Il était temps de se réveiller ! Nous ne faisons pas société ensemble au nom de la sécurité, au nom du marché, au nom du Parti, au nom d'une foi... Nous ne vivons pas ensemble pour nous protéger de l’étranger, de l’obscurantisme ni même de la finance. Ni pour réduire les inégalités, ou encore pour le droit d’informer, le droit d’offenser, le droit de se marier... Notre République n’est pas le produit d’une indignation, mais d’une prise de conscience, gravée au cœur de nos textes constitutionnels et dans la lointaine mémoire d’un toujours plus petit nombre d’entre nous.
Nous vivons ensemble parce "qu'au lendemain de la victoire remportée par les peuples libres sur les régimes qui ont tenté d'asservir et de dégrader la personne humaine, le peuple français proclame à nouveau que tout être humain, sans distinction de race, de religion ni de croyance, possède des droits inaliénables et sacrés". Le reste, c'est de la littérature. Nous vivons ensemble parce que nous sommes blancs, noirs, arabes, juifs, chrétiens, musulmans, bretons, corses ou basques, homos, hétéros, mariés, divorcés… et qu’on s’en fout.
C’est ainsi. Nous ne sommes pas émus par hasard de ce qui s'est déroulé dans nos rues cette semaine. Nous ne sommes pas émus parce que nous connaissions ces gens, ni parce que nous lisions chaque semaine un journal satirique souvent outrancier et au bord de la faillite. Nous n’avons pas convergé spontanément vers nos places publiques depuis mercredi parce que nous sommes manipulés ou effrayés.
Nous sommes debout, nous prions ou nous marchons aujourd'hui parce que nous voulons dire à ceux bafouent notre démocratie qu'ils ne contestent pas un système ou des institutions, pas la laïcité ou la liberté d’expression.

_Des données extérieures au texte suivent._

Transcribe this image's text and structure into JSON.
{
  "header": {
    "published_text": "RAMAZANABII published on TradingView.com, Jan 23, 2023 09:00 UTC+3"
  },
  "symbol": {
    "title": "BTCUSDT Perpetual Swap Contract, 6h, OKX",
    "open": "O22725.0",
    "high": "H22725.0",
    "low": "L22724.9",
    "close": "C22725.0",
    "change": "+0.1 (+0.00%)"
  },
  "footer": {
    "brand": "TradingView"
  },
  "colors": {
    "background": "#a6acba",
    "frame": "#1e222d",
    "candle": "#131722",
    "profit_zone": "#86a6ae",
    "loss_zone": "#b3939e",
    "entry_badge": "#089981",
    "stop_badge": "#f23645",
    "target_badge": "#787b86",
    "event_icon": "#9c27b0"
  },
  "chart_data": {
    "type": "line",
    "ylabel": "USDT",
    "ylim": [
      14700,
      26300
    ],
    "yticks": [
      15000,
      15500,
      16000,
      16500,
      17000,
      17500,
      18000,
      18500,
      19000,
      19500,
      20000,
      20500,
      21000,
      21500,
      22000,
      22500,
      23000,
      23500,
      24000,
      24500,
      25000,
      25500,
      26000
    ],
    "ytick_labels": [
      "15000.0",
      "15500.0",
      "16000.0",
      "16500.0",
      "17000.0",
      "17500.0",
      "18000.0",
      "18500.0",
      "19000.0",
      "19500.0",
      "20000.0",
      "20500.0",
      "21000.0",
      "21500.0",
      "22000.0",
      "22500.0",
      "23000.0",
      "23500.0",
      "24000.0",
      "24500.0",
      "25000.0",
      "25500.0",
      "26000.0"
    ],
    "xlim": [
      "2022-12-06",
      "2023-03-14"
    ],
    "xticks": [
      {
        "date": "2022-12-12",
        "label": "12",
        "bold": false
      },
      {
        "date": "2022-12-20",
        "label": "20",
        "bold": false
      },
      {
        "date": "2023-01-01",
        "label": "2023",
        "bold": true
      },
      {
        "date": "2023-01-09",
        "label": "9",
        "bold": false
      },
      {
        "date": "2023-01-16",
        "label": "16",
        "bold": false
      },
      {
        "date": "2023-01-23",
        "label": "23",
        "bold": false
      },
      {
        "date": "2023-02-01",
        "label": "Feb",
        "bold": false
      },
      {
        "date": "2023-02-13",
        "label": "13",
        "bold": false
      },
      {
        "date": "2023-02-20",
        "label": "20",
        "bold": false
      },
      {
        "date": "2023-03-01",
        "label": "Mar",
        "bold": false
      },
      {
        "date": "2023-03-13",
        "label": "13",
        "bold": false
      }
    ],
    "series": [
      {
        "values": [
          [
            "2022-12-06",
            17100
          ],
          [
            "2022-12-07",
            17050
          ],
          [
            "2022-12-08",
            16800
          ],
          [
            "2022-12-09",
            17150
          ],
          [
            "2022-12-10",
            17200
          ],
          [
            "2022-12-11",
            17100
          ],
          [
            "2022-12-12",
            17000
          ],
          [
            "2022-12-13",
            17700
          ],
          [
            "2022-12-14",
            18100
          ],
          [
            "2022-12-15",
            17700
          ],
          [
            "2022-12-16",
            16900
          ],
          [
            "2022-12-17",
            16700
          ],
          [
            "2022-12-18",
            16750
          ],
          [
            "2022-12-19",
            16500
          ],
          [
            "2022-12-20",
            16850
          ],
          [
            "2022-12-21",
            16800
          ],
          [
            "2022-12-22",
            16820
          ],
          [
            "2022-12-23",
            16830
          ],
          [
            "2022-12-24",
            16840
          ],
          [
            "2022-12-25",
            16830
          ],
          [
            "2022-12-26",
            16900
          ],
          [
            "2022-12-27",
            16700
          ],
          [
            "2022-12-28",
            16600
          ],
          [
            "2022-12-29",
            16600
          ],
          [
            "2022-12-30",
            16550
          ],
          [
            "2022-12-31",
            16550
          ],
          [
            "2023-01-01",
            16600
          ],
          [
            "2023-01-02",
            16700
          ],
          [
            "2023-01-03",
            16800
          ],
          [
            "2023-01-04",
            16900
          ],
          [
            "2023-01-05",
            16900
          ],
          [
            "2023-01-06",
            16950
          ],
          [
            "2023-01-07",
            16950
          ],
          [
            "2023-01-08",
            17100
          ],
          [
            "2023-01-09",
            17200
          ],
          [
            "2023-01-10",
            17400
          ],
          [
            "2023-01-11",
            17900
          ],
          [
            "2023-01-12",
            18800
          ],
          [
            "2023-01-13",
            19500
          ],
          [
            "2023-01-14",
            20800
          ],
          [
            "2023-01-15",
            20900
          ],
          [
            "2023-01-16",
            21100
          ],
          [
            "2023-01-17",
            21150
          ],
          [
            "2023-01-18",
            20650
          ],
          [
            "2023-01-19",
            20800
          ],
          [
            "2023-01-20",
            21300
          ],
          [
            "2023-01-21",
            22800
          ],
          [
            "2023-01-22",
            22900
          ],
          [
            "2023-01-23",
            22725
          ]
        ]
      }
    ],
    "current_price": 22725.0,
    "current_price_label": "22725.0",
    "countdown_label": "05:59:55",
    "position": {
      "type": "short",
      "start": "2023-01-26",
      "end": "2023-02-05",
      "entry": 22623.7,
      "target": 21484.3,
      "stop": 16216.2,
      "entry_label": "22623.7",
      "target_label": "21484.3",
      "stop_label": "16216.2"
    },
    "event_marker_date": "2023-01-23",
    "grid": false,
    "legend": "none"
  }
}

Nous sommes debout, nous prions ou nous marchons aujourd'hui parce que notre vie a un sens, parce que nous avons choisi de vivre ensemble avec nos différences (et pas malgré !), parce qu'un enfant est le fruit de l'amour de ses parents (si si, après, des fois, c’est difficile), parce que face à la guerre nous savons proposer la paix, parce que face à l'outrance nous opposons le mépris ou la justice, pas les armes. Parce que nous avons une responsabilité : celle de transformer le monde qui nous a été confié pour qu'il soit sans cesse meilleur.
Nous sommes émus parce que nous sommes des personnes humaines, pas des animaux pensants ou civilisés, pas des amas de cellules. Il faudra s’en souvenir dans tous les combats du quotidien, dès lundi, en étant le premier à tenir la porte dans le métro, en demandant pardon lorsqu’on bouscule un passant, en s’arrêtant pour laisser traverser les gens, en apprenant sa leçon…
Parce que c’est dans ces gestes de chaque jour que notre civilisation s’est peu à peu laissée envahir par la médiocrité, et qu’il n’aura servi à rien de se sentir citoyen ce matin si dès lundi nous nous laissons remettre dans les rails de l’indifférence qui fait de nous des consommateurs serviles plutôt que des femmes et des hommes libres.
Je pense donc je suis. Et pas je pense, et donc tu suis.